2. Community Drug Distribution Points (CDDPs), where ART is delivered
to the community by both health workers and peers through outreach
sites to reach hard to reach populations or poor accessibility to health
facilities. For CDDPs managed by health workers, these guidelines
allow even the non- suppressed clients, children and adolescents to
be part of the CDDPs with agreed upon visit times to the CDDP. A
comprehensive care package should be given while at the CDDP site.

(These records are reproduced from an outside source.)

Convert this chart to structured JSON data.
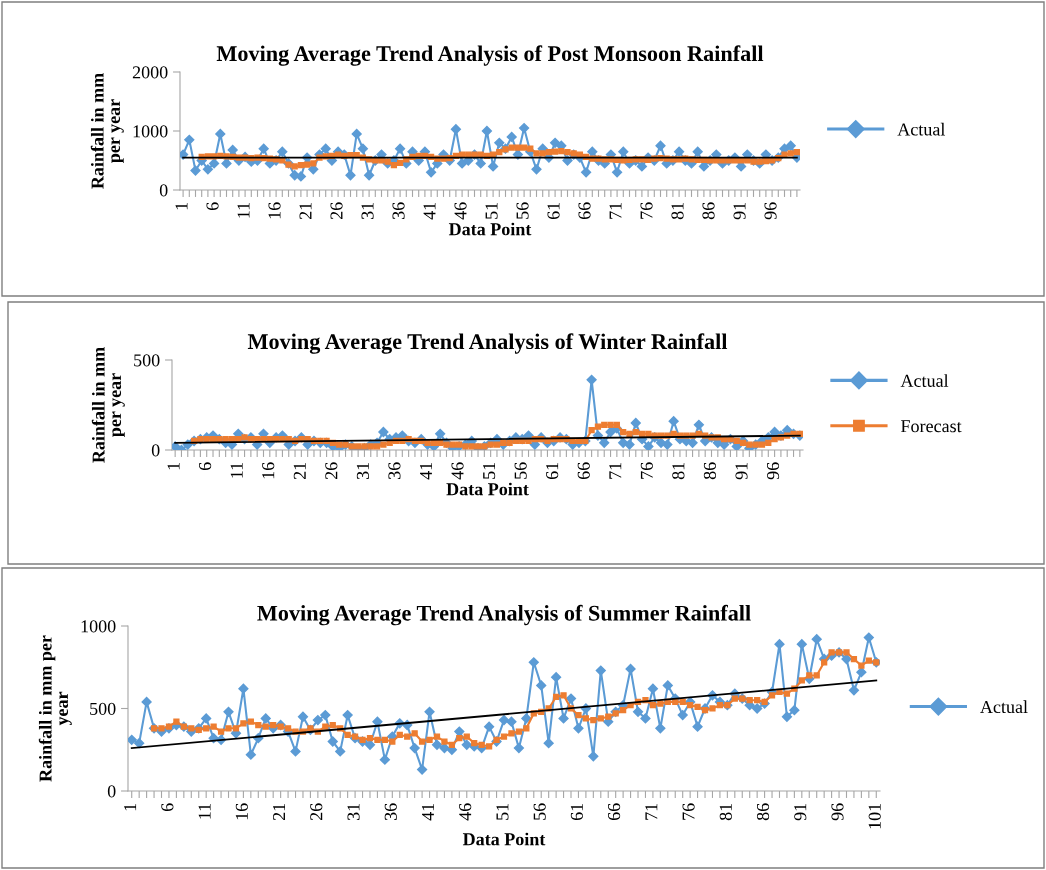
{
  "chart_data": [
    {
      "type": "line",
      "title": "Moving Average Trend Analysis of Post Monsoon Rainfall",
      "xlabel": "Data Point",
      "ylabel": "Rainfall in mm\nper year",
      "x": [
        1,
        2,
        3,
        4,
        5,
        6,
        7,
        8,
        9,
        10,
        11,
        12,
        13,
        14,
        15,
        16,
        17,
        18,
        19,
        20,
        21,
        22,
        23,
        24,
        25,
        26,
        27,
        28,
        29,
        30,
        31,
        32,
        33,
        34,
        35,
        36,
        37,
        38,
        39,
        40,
        41,
        42,
        43,
        44,
        45,
        46,
        47,
        48,
        49,
        50,
        51,
        52,
        53,
        54,
        55,
        56,
        57,
        58,
        59,
        60,
        61,
        62,
        63,
        64,
        65,
        66,
        67,
        68,
        69,
        70,
        71,
        72,
        73,
        74,
        75,
        76,
        77,
        78,
        79,
        80,
        81,
        82,
        83,
        84,
        85,
        86,
        87,
        88,
        89,
        90,
        91,
        92,
        93,
        94,
        95,
        96,
        97,
        98,
        99,
        100
      ],
      "series": [
        {
          "name": "Actual",
          "color": "#5b9bd5",
          "marker": "diamond",
          "values": [
            600,
            850,
            330,
            500,
            350,
            450,
            950,
            450,
            680,
            500,
            560,
            480,
            500,
            700,
            450,
            500,
            650,
            450,
            250,
            230,
            550,
            350,
            600,
            700,
            500,
            650,
            600,
            250,
            950,
            700,
            250,
            500,
            600,
            450,
            500,
            700,
            450,
            650,
            500,
            650,
            300,
            450,
            600,
            500,
            1030,
            450,
            500,
            600,
            450,
            1000,
            400,
            800,
            700,
            900,
            600,
            1050,
            650,
            350,
            700,
            550,
            800,
            750,
            500,
            600,
            550,
            300,
            650,
            500,
            450,
            600,
            300,
            650,
            450,
            500,
            400,
            550,
            500,
            750,
            450,
            500,
            650,
            500,
            450,
            650,
            400,
            500,
            600,
            450,
            500,
            550,
            400,
            600,
            500,
            450,
            600,
            500,
            550,
            700,
            750,
            550
          ]
        },
        {
          "color": "#ed7d31",
          "marker": "square",
          "values": [
            null,
            null,
            null,
            560,
            570,
            570,
            580,
            570,
            560,
            550,
            550,
            540,
            550,
            540,
            530,
            520,
            500,
            430,
            400,
            420,
            430,
            450,
            550,
            570,
            580,
            600,
            580,
            590,
            590,
            550,
            520,
            500,
            500,
            480,
            420,
            460,
            520,
            560,
            580,
            580,
            560,
            530,
            530,
            540,
            580,
            600,
            600,
            600,
            600,
            580,
            600,
            640,
            690,
            720,
            720,
            720,
            700,
            620,
            620,
            640,
            650,
            660,
            640,
            620,
            600,
            560,
            530,
            530,
            520,
            520,
            510,
            500,
            510,
            520,
            520,
            510,
            530,
            540,
            530,
            520,
            520,
            530,
            520,
            510,
            510,
            500,
            500,
            500,
            500,
            500,
            500,
            500,
            480,
            480,
            490,
            500,
            540,
            600,
            620,
            640
          ]
        },
        {
          "type": "line",
          "color": "#000000",
          "marker": "none",
          "x": [
            1,
            100
          ],
          "values": [
            550,
            550
          ]
        }
      ],
      "xlim": [
        0.5,
        100.5
      ],
      "ylim": [
        0,
        2000
      ],
      "yticks": [
        0,
        1000,
        2000
      ],
      "legend": "right",
      "xticks": [
        1,
        {
          "value": 2,
          "label": null
        },
        {
          "value": 3,
          "label": null
        },
        {
          "value": 4,
          "label": null
        },
        {
          "value": 5,
          "label": null
        },
        6,
        {
          "value": 7,
          "label": null
        },
        {
          "value": 8,
          "label": null
        },
        {
          "value": 9,
          "label": null
        },
        {
          "value": 10,
          "label": null
        },
        11,
        {
          "value": 12,
          "label": null
        },
        {
          "value": 13,
          "label": null
        },
        {
          "value": 14,
          "label": null
        },
        {
          "value": 15,
          "label": null
        },
        16,
        {
          "value": 17,
          "label": null
        },
        {
          "value": 18,
          "label": null
        },
        {
          "value": 19,
          "label": null
        },
        {
          "value": 20,
          "label": null
        },
        21,
        {
          "value": 22,
          "label": null
        },
        {
          "value": 23,
          "label": null
        },
        {
          "value": 24,
          "label": null
        },
        {
          "value": 25,
          "label": null
        },
        26,
        {
          "value": 27,
          "label": null
        },
        {
          "value": 28,
          "label": null
        },
        {
          "value": 29,
          "label": null
        },
        {
          "value": 30,
          "label": null
        },
        31,
        {
          "value": 32,
          "label": null
        },
        {
          "value": 33,
          "label": null
        },
        {
          "value": 34,
          "label": null
        },
        {
          "value": 35,
          "label": null
        },
        36,
        {
          "value": 37,
          "label": null
        },
        {
          "value": 38,
          "label": null
        },
        {
          "value": 39,
          "label": null
        },
        {
          "value": 40,
          "label": null
        },
        41,
        {
          "value": 42,
          "label": null
        },
        {
          "value": 43,
          "label": null
        },
        {
          "value": 44,
          "label": null
        },
        {
          "value": 45,
          "label": null
        },
        46,
        {
          "value": 47,
          "label": null
        },
        {
          "value": 48,
          "label": null
        },
        {
          "value": 49,
          "label": null
        },
        {
          "value": 50,
          "label": null
        },
        51,
        {
          "value": 52,
          "label": null
        },
        {
          "value": 53,
          "label": null
        },
        {
          "value": 54,
          "label": null
        },
        {
          "value": 55,
          "label": null
        },
        56,
        {
          "value": 57,
          "label": null
        },
        {
          "value": 58,
          "label": null
        },
        {
          "value": 59,
          "label": null
        },
        {
          "value": 60,
          "label": null
        },
        61,
        {
          "value": 62,
          "label": null
        },
        {
          "value": 63,
          "label": null
        },
        {
          "value": 64,
          "label": null
        },
        {
          "value": 65,
          "label": null
        },
        66,
        {
          "value": 67,
          "label": null
        },
        {
          "value": 68,
          "label": null
        },
        {
          "value": 69,
          "label": null
        },
        {
          "value": 70,
          "label": null
        },
        71,
        {
          "value": 72,
          "label": null
        },
        {
          "value": 73,
          "label": null
        },
        {
          "value": 74,
          "label": null
        },
        {
          "value": 75,
          "label": null
        },
        76,
        {
          "value": 77,
          "label": null
        },
        {
          "value": 78,
          "label": null
        },
        {
          "value": 79,
          "label": null
        },
        {
          "value": 80,
          "label": null
        },
        81,
        {
          "value": 82,
          "label": null
        },
        {
          "value": 83,
          "label": null
        },
        {
          "value": 84,
          "label": null
        },
        {
          "value": 85,
          "label": null
        },
        86,
        {
          "value": 87,
          "label": null
        },
        {
          "value": 88,
          "label": null
        },
        {
          "value": 89,
          "label": null
        },
        {
          "value": 90,
          "label": null
        },
        91,
        {
          "value": 92,
          "label": null
        },
        {
          "value": 93,
          "label": null
        },
        {
          "value": 94,
          "label": null
        },
        {
          "value": 95,
          "label": null
        },
        96,
        {
          "value": 97,
          "label": null
        },
        {
          "value": 98,
          "label": null
        },
        {
          "value": 99,
          "label": null
        },
        {
          "value": 100,
          "label": null
        }
      ]
    },
    {
      "type": "line",
      "title": "Moving Average Trend Analysis of Winter Rainfall",
      "xlabel": "Data Point",
      "ylabel": "Rainfall in mm\nper year",
      "x": [
        1,
        2,
        3,
        4,
        5,
        6,
        7,
        8,
        9,
        10,
        11,
        12,
        13,
        14,
        15,
        16,
        17,
        18,
        19,
        20,
        21,
        22,
        23,
        24,
        25,
        26,
        27,
        28,
        29,
        30,
        31,
        32,
        33,
        34,
        35,
        36,
        37,
        38,
        39,
        40,
        41,
        42,
        43,
        44,
        45,
        46,
        47,
        48,
        49,
        50,
        51,
        52,
        53,
        54,
        55,
        56,
        57,
        58,
        59,
        60,
        61,
        62,
        63,
        64,
        65,
        66,
        67,
        68,
        69,
        70,
        71,
        72,
        73,
        74,
        75,
        76,
        77,
        78,
        79,
        80,
        81,
        82,
        83,
        84,
        85,
        86,
        87,
        88,
        89,
        90,
        91,
        92,
        93,
        94,
        95,
        96,
        97,
        98,
        99,
        100
      ],
      "series": [
        {
          "name": "Actual",
          "color": "#5b9bd5",
          "marker": "diamond",
          "values": [
            20,
            0,
            30,
            50,
            60,
            70,
            80,
            60,
            40,
            30,
            90,
            60,
            70,
            30,
            90,
            40,
            70,
            80,
            30,
            50,
            70,
            30,
            50,
            40,
            40,
            20,
            10,
            30,
            20,
            0,
            10,
            30,
            40,
            100,
            60,
            70,
            80,
            50,
            40,
            60,
            30,
            20,
            90,
            40,
            10,
            20,
            30,
            50,
            10,
            20,
            40,
            60,
            30,
            50,
            70,
            60,
            80,
            30,
            70,
            40,
            50,
            70,
            60,
            30,
            40,
            50,
            390,
            80,
            40,
            100,
            120,
            40,
            30,
            150,
            60,
            20,
            70,
            40,
            30,
            160,
            60,
            50,
            40,
            140,
            50,
            70,
            40,
            30,
            60,
            20,
            50,
            10,
            30,
            50,
            70,
            100,
            80,
            110,
            90,
            80
          ]
        },
        {
          "name": "Forecast",
          "color": "#ed7d31",
          "marker": "square",
          "values": [
            null,
            null,
            null,
            50,
            60,
            60,
            60,
            60,
            60,
            60,
            60,
            70,
            60,
            60,
            60,
            60,
            60,
            60,
            60,
            50,
            60,
            60,
            50,
            50,
            50,
            40,
            30,
            30,
            20,
            20,
            20,
            20,
            20,
            30,
            40,
            50,
            50,
            60,
            50,
            50,
            40,
            40,
            40,
            30,
            30,
            30,
            20,
            20,
            20,
            20,
            30,
            30,
            40,
            40,
            50,
            50,
            50,
            60,
            60,
            50,
            60,
            60,
            60,
            50,
            50,
            50,
            110,
            130,
            140,
            140,
            140,
            100,
            90,
            100,
            90,
            90,
            80,
            80,
            80,
            90,
            80,
            80,
            80,
            90,
            80,
            70,
            70,
            60,
            60,
            50,
            40,
            30,
            30,
            30,
            40,
            60,
            70,
            80,
            90,
            90
          ]
        },
        {
          "type": "line",
          "color": "#000000",
          "marker": "none",
          "x": [
            1,
            100
          ],
          "values": [
            40,
            80
          ]
        }
      ],
      "xlim": [
        0.5,
        100.5
      ],
      "ylim": [
        0,
        500
      ],
      "yticks": [
        0,
        500
      ],
      "legend": "right",
      "xticks": [
        1,
        {
          "value": 2,
          "label": null
        },
        {
          "value": 3,
          "label": null
        },
        {
          "value": 4,
          "label": null
        },
        {
          "value": 5,
          "label": null
        },
        6,
        {
          "value": 7,
          "label": null
        },
        {
          "value": 8,
          "label": null
        },
        {
          "value": 9,
          "label": null
        },
        {
          "value": 10,
          "label": null
        },
        11,
        {
          "value": 12,
          "label": null
        },
        {
          "value": 13,
          "label": null
        },
        {
          "value": 14,
          "label": null
        },
        {
          "value": 15,
          "label": null
        },
        16,
        {
          "value": 17,
          "label": null
        },
        {
          "value": 18,
          "label": null
        },
        {
          "value": 19,
          "label": null
        },
        {
          "value": 20,
          "label": null
        },
        21,
        {
          "value": 22,
          "label": null
        },
        {
          "value": 23,
          "label": null
        },
        {
          "value": 24,
          "label": null
        },
        {
          "value": 25,
          "label": null
        },
        26,
        {
          "value": 27,
          "label": null
        },
        {
          "value": 28,
          "label": null
        },
        {
          "value": 29,
          "label": null
        },
        {
          "value": 30,
          "label": null
        },
        31,
        {
          "value": 32,
          "label": null
        },
        {
          "value": 33,
          "label": null
        },
        {
          "value": 34,
          "label": null
        },
        {
          "value": 35,
          "label": null
        },
        36,
        {
          "value": 37,
          "label": null
        },
        {
          "value": 38,
          "label": null
        },
        {
          "value": 39,
          "label": null
        },
        {
          "value": 40,
          "label": null
        },
        41,
        {
          "value": 42,
          "label": null
        },
        {
          "value": 43,
          "label": null
        },
        {
          "value": 44,
          "label": null
        },
        {
          "value": 45,
          "label": null
        },
        46,
        {
          "value": 47,
          "label": null
        },
        {
          "value": 48,
          "label": null
        },
        {
          "value": 49,
          "label": null
        },
        {
          "value": 50,
          "label": null
        },
        51,
        {
          "value": 52,
          "label": null
        },
        {
          "value": 53,
          "label": null
        },
        {
          "value": 54,
          "label": null
        },
        {
          "value": 55,
          "label": null
        },
        56,
        {
          "value": 57,
          "label": null
        },
        {
          "value": 58,
          "label": null
        },
        {
          "value": 59,
          "label": null
        },
        {
          "value": 60,
          "label": null
        },
        61,
        {
          "value": 62,
          "label": null
        },
        {
          "value": 63,
          "label": null
        },
        {
          "value": 64,
          "label": null
        },
        {
          "value": 65,
          "label": null
        },
        66,
        {
          "value": 67,
          "label": null
        },
        {
          "value": 68,
          "label": null
        },
        {
          "value": 69,
          "label": null
        },
        {
          "value": 70,
          "label": null
        },
        71,
        {
          "value": 72,
          "label": null
        },
        {
          "value": 73,
          "label": null
        },
        {
          "value": 74,
          "label": null
        },
        {
          "value": 75,
          "label": null
        },
        76,
        {
          "value": 77,
          "label": null
        },
        {
          "value": 78,
          "label": null
        },
        {
          "value": 79,
          "label": null
        },
        {
          "value": 80,
          "label": null
        },
        81,
        {
          "value": 82,
          "label": null
        },
        {
          "value": 83,
          "label": null
        },
        {
          "value": 84,
          "label": null
        },
        {
          "value": 85,
          "label": null
        },
        86,
        {
          "value": 87,
          "label": null
        },
        {
          "value": 88,
          "label": null
        },
        {
          "value": 89,
          "label": null
        },
        {
          "value": 90,
          "label": null
        },
        91,
        {
          "value": 92,
          "label": null
        },
        {
          "value": 93,
          "label": null
        },
        {
          "value": 94,
          "label": null
        },
        {
          "value": 95,
          "label": null
        },
        96,
        {
          "value": 97,
          "label": null
        },
        {
          "value": 98,
          "label": null
        },
        {
          "value": 99,
          "label": null
        },
        {
          "value": 100,
          "label": null
        }
      ]
    },
    {
      "type": "line",
      "title": "Moving Average Trend Analysis of Summer Rainfall",
      "xlabel": "Data Point",
      "ylabel": "Rainfall in mm per\nyear",
      "x": [
        1,
        2,
        3,
        4,
        5,
        6,
        7,
        8,
        9,
        10,
        11,
        12,
        13,
        14,
        15,
        16,
        17,
        18,
        19,
        20,
        21,
        22,
        23,
        24,
        25,
        26,
        27,
        28,
        29,
        30,
        31,
        32,
        33,
        34,
        35,
        36,
        37,
        38,
        39,
        40,
        41,
        42,
        43,
        44,
        45,
        46,
        47,
        48,
        49,
        50,
        51,
        52,
        53,
        54,
        55,
        56,
        57,
        58,
        59,
        60,
        61,
        62,
        63,
        64,
        65,
        66,
        67,
        68,
        69,
        70,
        71,
        72,
        73,
        74,
        75,
        76,
        77,
        78,
        79,
        80,
        81,
        82,
        83,
        84,
        85,
        86,
        87,
        88,
        89,
        90,
        91,
        92,
        93,
        94,
        95,
        96,
        97,
        98,
        99,
        100,
        101
      ],
      "series": [
        {
          "name": "Actual",
          "color": "#5b9bd5",
          "marker": "diamond",
          "values": [
            310,
            290,
            540,
            380,
            360,
            380,
            400,
            390,
            360,
            380,
            440,
            320,
            310,
            480,
            350,
            620,
            220,
            320,
            440,
            380,
            400,
            360,
            240,
            450,
            370,
            430,
            460,
            300,
            240,
            460,
            320,
            300,
            280,
            420,
            190,
            330,
            410,
            400,
            260,
            130,
            480,
            280,
            260,
            250,
            360,
            280,
            270,
            260,
            390,
            300,
            430,
            420,
            260,
            440,
            780,
            640,
            290,
            690,
            440,
            560,
            380,
            500,
            210,
            730,
            420,
            480,
            520,
            740,
            480,
            440,
            620,
            380,
            640,
            560,
            460,
            540,
            390,
            500,
            580,
            540,
            520,
            590,
            560,
            520,
            500,
            530,
            600,
            890,
            450,
            490,
            890,
            680,
            920,
            800,
            820,
            840,
            800,
            610,
            720,
            930,
            780
          ]
        },
        {
          "color": "#ed7d31",
          "marker": "square",
          "values": [
            null,
            null,
            null,
            380,
            380,
            390,
            420,
            390,
            380,
            370,
            380,
            390,
            360,
            380,
            380,
            410,
            420,
            400,
            390,
            400,
            390,
            380,
            360,
            360,
            380,
            360,
            390,
            400,
            380,
            340,
            330,
            310,
            320,
            310,
            310,
            300,
            340,
            330,
            350,
            300,
            310,
            330,
            300,
            280,
            320,
            330,
            290,
            280,
            270,
            310,
            330,
            350,
            360,
            380,
            470,
            480,
            500,
            570,
            580,
            500,
            460,
            440,
            430,
            440,
            450,
            470,
            490,
            520,
            540,
            550,
            520,
            530,
            540,
            540,
            540,
            520,
            510,
            490,
            500,
            520,
            520,
            560,
            560,
            550,
            550,
            540,
            580,
            600,
            590,
            620,
            670,
            700,
            700,
            780,
            840,
            840,
            840,
            800,
            760,
            790,
            780
          ]
        },
        {
          "type": "line",
          "color": "#000000",
          "marker": "none",
          "x": [
            1,
            101
          ],
          "values": [
            260,
            670
          ]
        }
      ],
      "xlim": [
        0.5,
        101.5
      ],
      "ylim": [
        0,
        1000
      ],
      "yticks": [
        0,
        500,
        1000
      ],
      "legend": "right",
      "xticks": [
        1,
        {
          "value": 2,
          "label": null
        },
        {
          "value": 3,
          "label": null
        },
        {
          "value": 4,
          "label": null
        },
        {
          "value": 5,
          "label": null
        },
        6,
        {
          "value": 7,
          "label": null
        },
        {
          "value": 8,
          "label": null
        },
        {
          "value": 9,
          "label": null
        },
        {
          "value": 10,
          "label": null
        },
        11,
        {
          "value": 12,
          "label": null
        },
        {
          "value": 13,
          "label": null
        },
        {
          "value": 14,
          "label": null
        },
        {
          "value": 15,
          "label": null
        },
        16,
        {
          "value": 17,
          "label": null
        },
        {
          "value": 18,
          "label": null
        },
        {
          "value": 19,
          "label": null
        },
        {
          "value": 20,
          "label": null
        },
        21,
        {
          "value": 22,
          "label": null
        },
        {
          "value": 23,
          "label": null
        },
        {
          "value": 24,
          "label": null
        },
        {
          "value": 25,
          "label": null
        },
        26,
        {
          "value": 27,
          "label": null
        },
        {
          "value": 28,
          "label": null
        },
        {
          "value": 29,
          "label": null
        },
        {
          "value": 30,
          "label": null
        },
        31,
        {
          "value": 32,
          "label": null
        },
        {
          "value": 33,
          "label": null
        },
        {
          "value": 34,
          "label": null
        },
        {
          "value": 35,
          "label": null
        },
        36,
        {
          "value": 37,
          "label": null
        },
        {
          "value": 38,
          "label": null
        },
        {
          "value": 39,
          "label": null
        },
        {
          "value": 40,
          "label": null
        },
        41,
        {
          "value": 42,
          "label": null
        },
        {
          "value": 43,
          "label": null
        },
        {
          "value": 44,
          "label": null
        },
        {
          "value": 45,
          "label": null
        },
        46,
        {
          "value": 47,
          "label": null
        },
        {
          "value": 48,
          "label": null
        },
        {
          "value": 49,
          "label": null
        },
        {
          "value": 50,
          "label": null
        },
        51,
        {
          "value": 52,
          "label": null
        },
        {
          "value": 53,
          "label": null
        },
        {
          "value": 54,
          "label": null
        },
        {
          "value": 55,
          "label": null
        },
        56,
        {
          "value": 57,
          "label": null
        },
        {
          "value": 58,
          "label": null
        },
        {
          "value": 59,
          "label": null
        },
        {
          "value": 60,
          "label": null
        },
        61,
        {
          "value": 62,
          "label": null
        },
        {
          "value": 63,
          "label": null
        },
        {
          "value": 64,
          "label": null
        },
        {
          "value": 65,
          "label": null
        },
        66,
        {
          "value": 67,
          "label": null
        },
        {
          "value": 68,
          "label": null
        },
        {
          "value": 69,
          "label": null
        },
        {
          "value": 70,
          "label": null
        },
        71,
        {
          "value": 72,
          "label": null
        },
        {
          "value": 73,
          "label": null
        },
        {
          "value": 74,
          "label": null
        },
        {
          "value": 75,
          "label": null
        },
        76,
        {
          "value": 77,
          "label": null
        },
        {
          "value": 78,
          "label": null
        },
        {
          "value": 79,
          "label": null
        },
        {
          "value": 80,
          "label": null
        },
        81,
        {
          "value": 82,
          "label": null
        },
        {
          "value": 83,
          "label": null
        },
        {
          "value": 84,
          "label": null
        },
        {
          "value": 85,
          "label": null
        },
        86,
        {
          "value": 87,
          "label": null
        },
        {
          "value": 88,
          "label": null
        },
        {
          "value": 89,
          "label": null
        },
        {
          "value": 90,
          "label": null
        },
        91,
        {
          "value": 92,
          "label": null
        },
        {
          "value": 93,
          "label": null
        },
        {
          "value": 94,
          "label": null
        },
        {
          "value": 95,
          "label": null
        },
        96,
        {
          "value": 97,
          "label": null
        },
        {
          "value": 98,
          "label": null
        },
        {
          "value": 99,
          "label": null
        },
        {
          "value": 100,
          "label": null
        },
        101
      ]
    }
  ]
}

CDDP can be subdivided into the following:
• Drop-in Centers. This is the movement of services to a site nearer to the
population to be served.
• Community Retail Pharmacy Drug Distribution Point. Where a private
retail pharmacy, is attached to a parent health facility to service eligible
clients for this approach to improve convenience as these work past ART
clinic hours and even on weekends.
• Eligibility criteria for CRPDDP
• Not pregnant
• Not breastfeeding
• On ART for 1+ years
• Age 20+
• Client Led Drug Distribution Points. Where the clients demand for facility
services from a nearby health facility. These communities will use some of
their savings to facilitate transport and facilitation of the health workers
and the services will be integrated to include FP,SRH, Lab.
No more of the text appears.